Bishops have taken a hard line on contraception, the right to divorce and other subjects because of careerism, Wills says.
"The result is a lot of mediocre bishops. After all, who would agree to fall into line other than the submissive, those (who are) less-than sterling?" he asks.
Pedophilia in the church, he says "shook the attractiveness" and he predicts it will have a large impact on the church's teaching on homosexuality.
"It made Catholics distrust and some depart from the church," he says. "I wasn't as affected because I'm a historian and I knew abuse of women and children had been going on for centuries. Some brave people stood up and fought. A positive aspect is that there are heroes who stood up in the face of efforts to silence them. The worst aspect was that silence was bought."
Finding hope in an ironic statement ("The church rots from the head but is revived from below"), Wills says Francis has captured Catholics' imagination even as he threatens the status quo.

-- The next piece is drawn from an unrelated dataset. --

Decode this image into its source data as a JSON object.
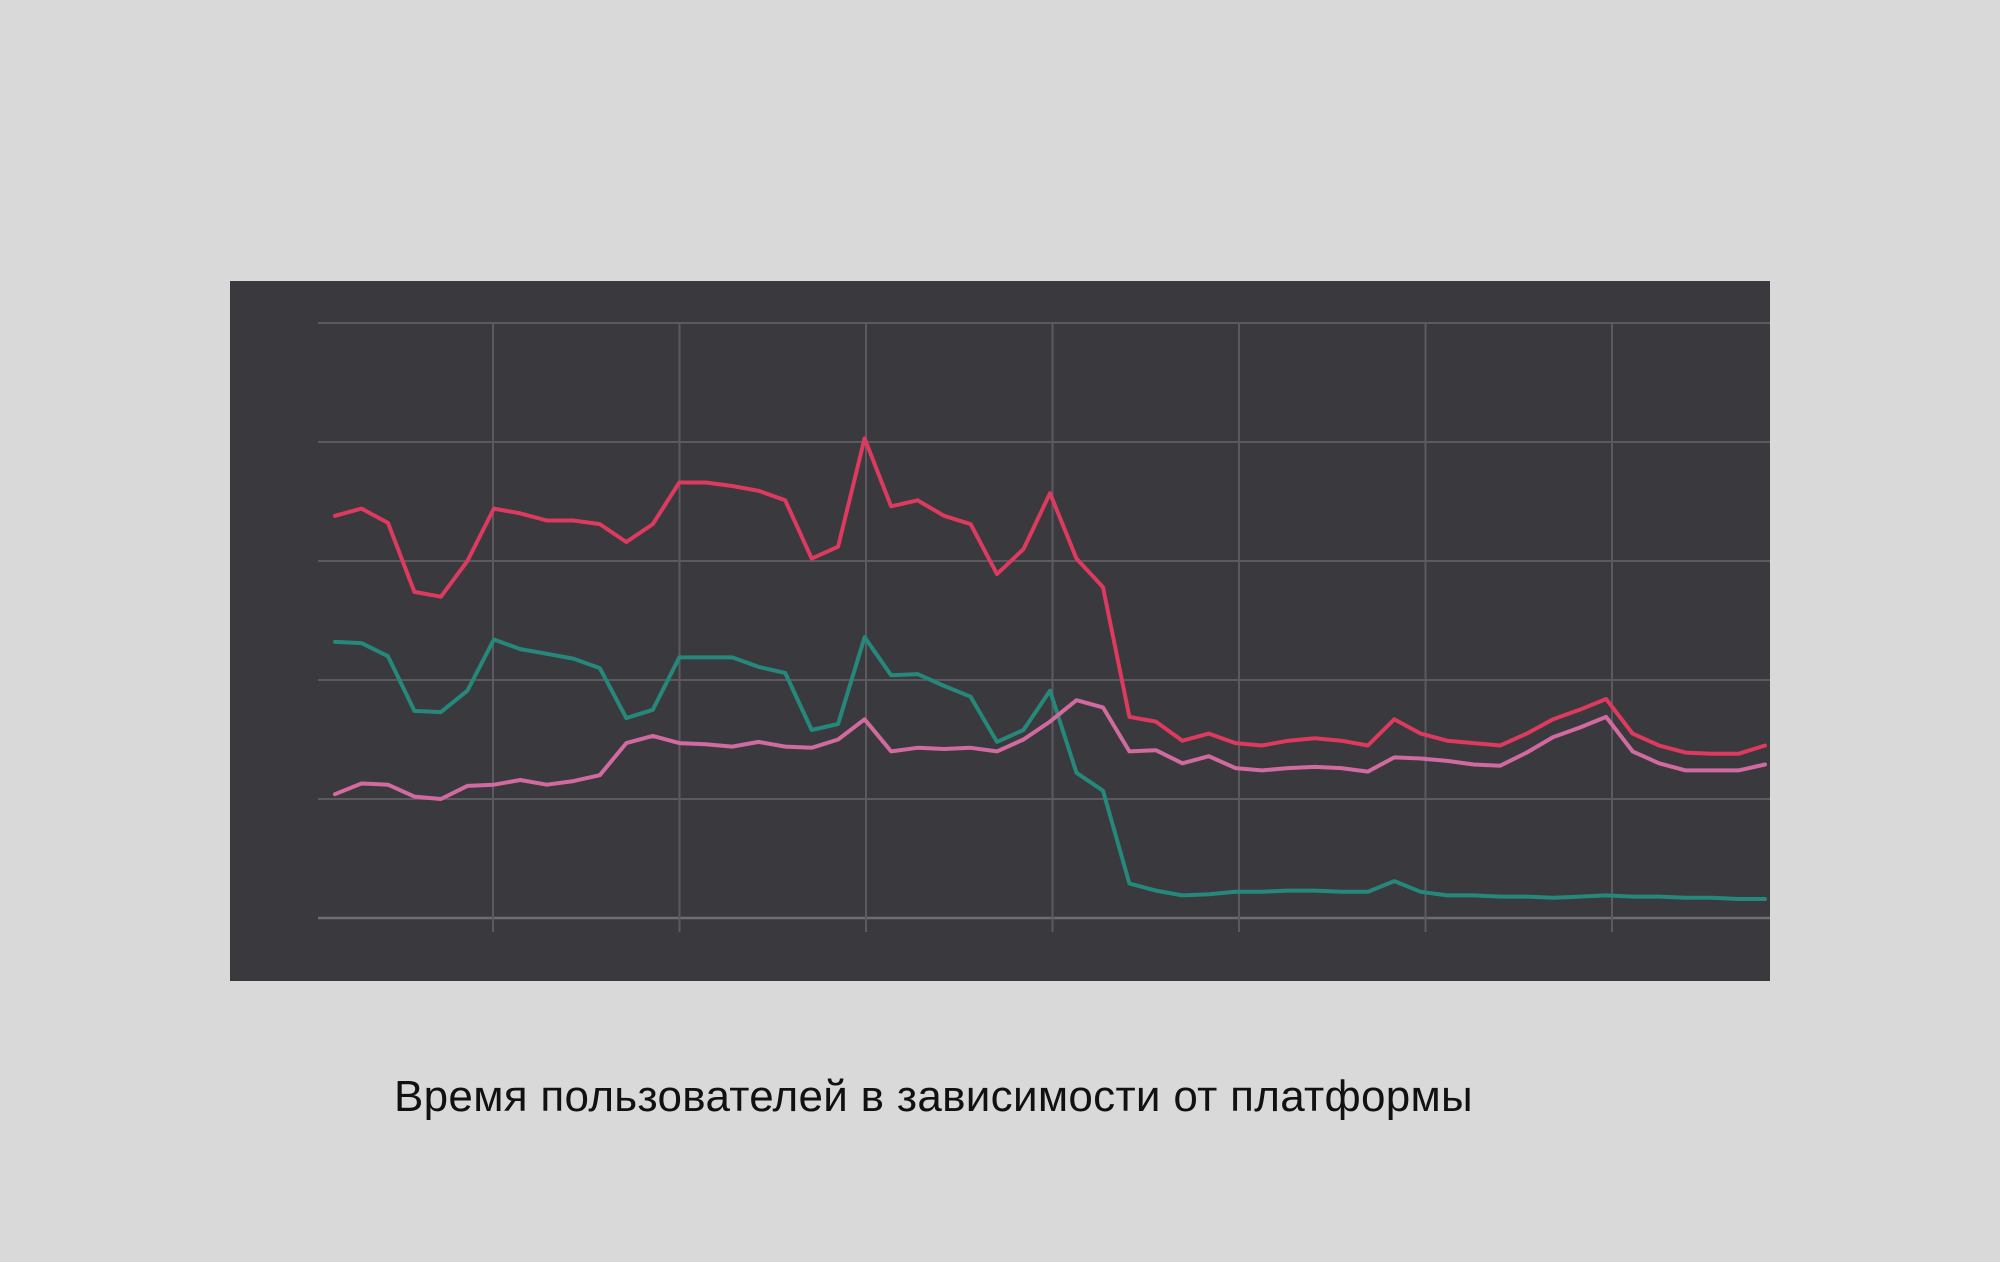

"Everything he does is symbolic: where he lives, what he wears. There's theater that places you at a distance and theater that brings you close. Francis doesn't live in a palace, he eats in the common room. He entered Rome for the first time in a police car. That kind of theater breaks down the theater of remoteness, pomp and personality."
As expected, Wills says much has changed since he completed the book in September. He will begin his talk by outlining how Francis has changed organizational structures indirectly; appointing unusual bishops, visiting unexpected places and encouraging change without dictating it.
Most remarkable, he says, is the pope's first major document, "The Joy of the Gospel."
"The Pope has done more to be open to Muslims: In (the document) he's said the Koran is something we can learn from. That's tremendously important, perhaps the most important thing he's done to tamp the move by some for a Holy War."